You can leverage a comprehensive digital twin from Siemens Digital Industry Software to optimize battery design from cell to pack. This allows engineers to simulate and test various design iterations in a virtual environment, optimizing performance, thermal management, and structural integrity without extensive physical prototyping. You can validate designs early using model-based simulations, reducing time-to-market and costs. Moreover, a cross-domain collaboration environment integrates chemistry, mechanical, and software teams to ensure seamless design coordination. Finally, our requirement driven product development solutions help balance critical factors such as safety, energy density, and manufacturability faster and with complete traceability.

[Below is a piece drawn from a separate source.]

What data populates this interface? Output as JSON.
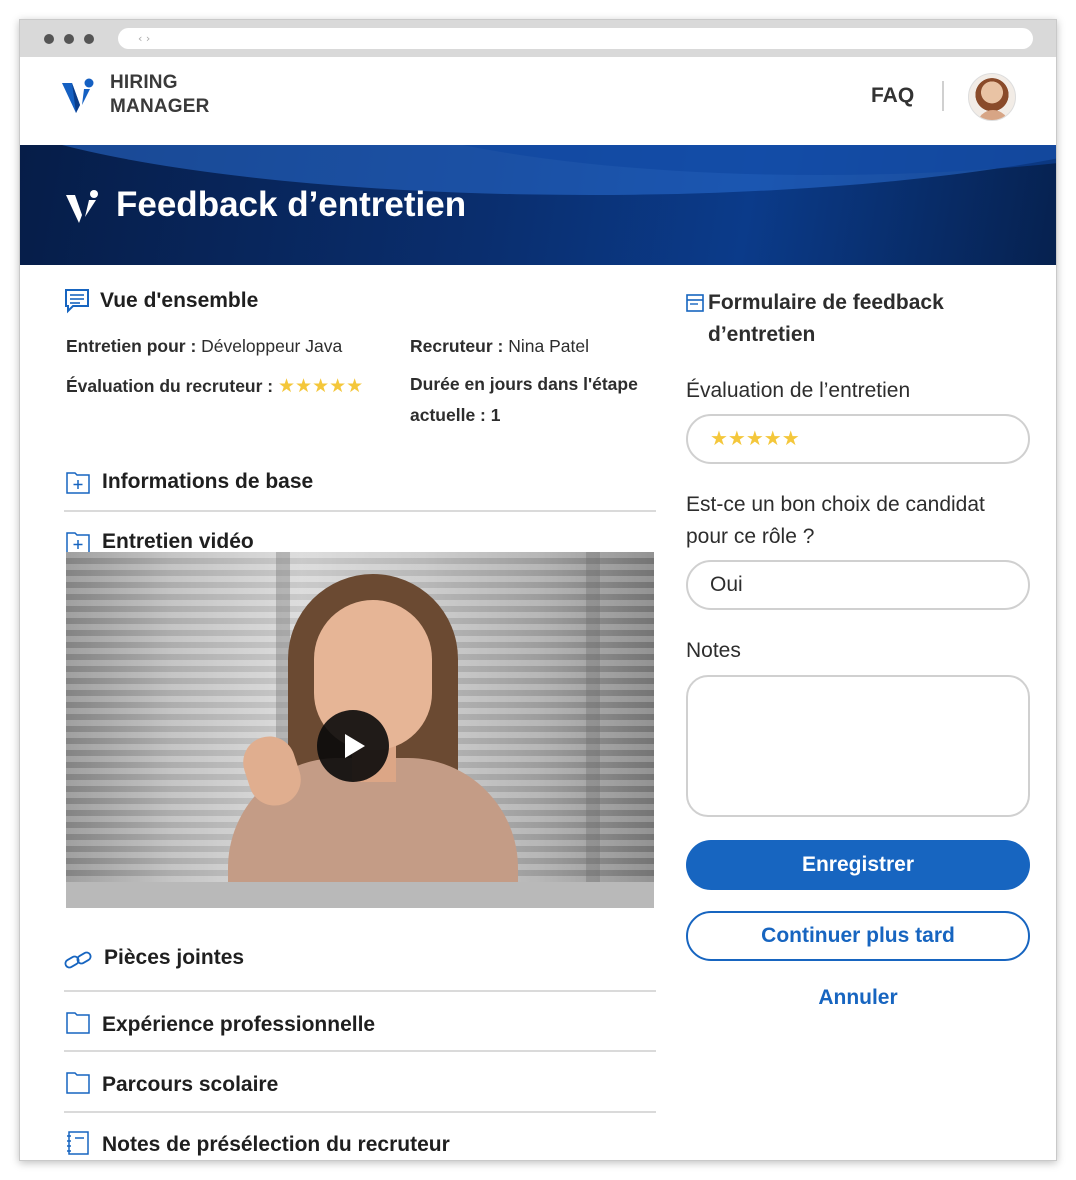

Siemens’ Simcenter portfolio offers advanced simulation tools that accurately predict and optimize the thermal management of EV batteries. By modelling the interaction of thermal, electrical, and mechanical subsystems, Simcenter helps ensure that batteries operate within safe temperature ranges, preventing overheating and thermal runaway. Simcenter's integration with CFD technologies enables precise analysis of cooling strategies and energy efficiency, ensuring enhanced performance, longer battery life, and overall vehicle safety under real-world conditions.

A battery management system (BMS) continuously monitors performance, balances cell voltages, and ensures the battery stays within its safety limits. With Siemens’ end-to-end connected workflow, collaboration across cell engineers, control algorithm developers, and embedded software engineers is streamlined. The approach leverages system simulation to validate BMS behaviour at all stage of the development. Moreover, the software development process is following best practices which ensure ISO26262, autosar and cybersecurity compliance. This integrated and model-based approach accelerates defect-free development and secure validation of BMS software, ensuring faster, reliable results while meeting safety, security and performance standards.

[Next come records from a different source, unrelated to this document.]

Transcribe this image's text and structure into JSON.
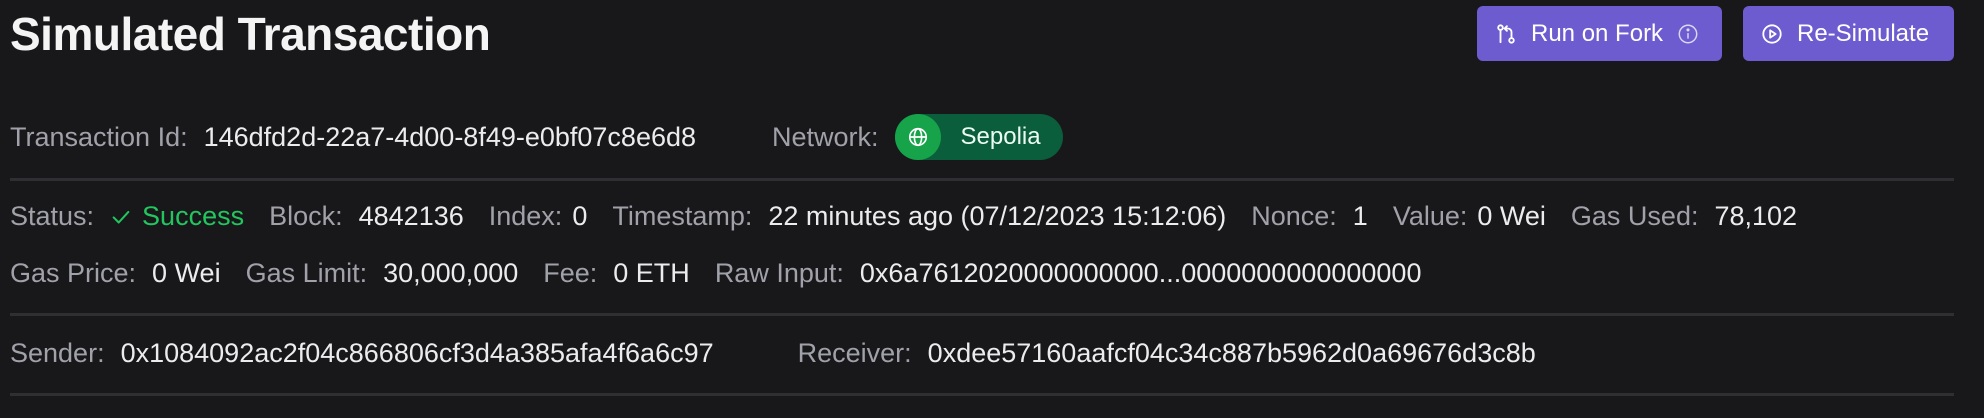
{
  "header": {
    "title": "Simulated Transaction",
    "run_on_fork_label": "Run on Fork",
    "resimulate_label": "Re-Simulate"
  },
  "transaction": {
    "id_label": "Transaction Id:",
    "id_value": "146dfd2d-22a7-4d00-8f49-e0bf07c8e6d8",
    "network_label": "Network:",
    "network_value": "Sepolia"
  },
  "details": {
    "status_label": "Status:",
    "status_value": "Success",
    "block_label": "Block:",
    "block_value": "4842136",
    "index_label": "Index:",
    "index_value": "0",
    "timestamp_label": "Timestamp:",
    "timestamp_value": "22 minutes ago (07/12/2023 15:12:06)",
    "nonce_label": "Nonce:",
    "nonce_value": "1",
    "value_label": "Value:",
    "value_value": "0 Wei",
    "gas_used_label": "Gas Used:",
    "gas_used_value": "78,102",
    "gas_price_label": "Gas Price:",
    "gas_price_value": "0 Wei",
    "gas_limit_label": "Gas Limit:",
    "gas_limit_value": "30,000,000",
    "fee_label": "Fee:",
    "fee_value": "0 ETH",
    "raw_input_label": "Raw Input:",
    "raw_input_value": "0x6a7612020000000000...0000000000000000"
  },
  "parties": {
    "sender_label": "Sender:",
    "sender_value": "0x1084092ac2f04c866806cf3d4a385afa4f6a6c97",
    "receiver_label": "Receiver:",
    "receiver_value": "0xdee57160aafcf04c34c887b5962d0a69676d3c8b"
  },
  "colors": {
    "background": "#18181b",
    "accent_button": "#6d5ccf",
    "success": "#22c55e",
    "network_pill": "#0b5e3b"
  },
  "icons": {
    "run_on_fork": "git-fork-icon",
    "info": "info-icon",
    "resimulate": "play-circle-icon",
    "network": "globe-icon",
    "status": "check-icon"
  }
}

A battery cell is the fundamental building block of a battery, where chemical energy is converted into electrical energy through electrochemical reactions. Each cell typically consists of an anode, cathode, electrolyte, and separator, working together to generate a specific voltage and capacity. In modern applications, cell chemistry—whether lithium-ion, solid-state, or beyond—plays a pivotal role in determining energy density, safety, and cycle life. For manufacturers, optimizing cell performance while reducing costs is crucial, as advancements at the cell level directly impact battery efficiency and overall market competitiveness. The future of energy storage hinges on breakthroughs in cell chemistry and design.

A battery pack is a collection of individual battery cells assembled to deliver the desired voltage and capacity for a specific application. Beyond just combining cells, it involves intricate design, thermal management, and Battery Management Systems (BMS) to ensure safety, longevity, and performance. In high-demand sectors like EVs and energy storage, optimization of pack density, cooling mechanisms, and charge cycles are critical to push the boundaries of energy efficiency. As battery technology evolves, pack design becomes a key differentiator in reducing costs, improving range, and accelerating the electrification of industries. For manufacturers, the challenge is balancing innovation with scalable, cost-effective production.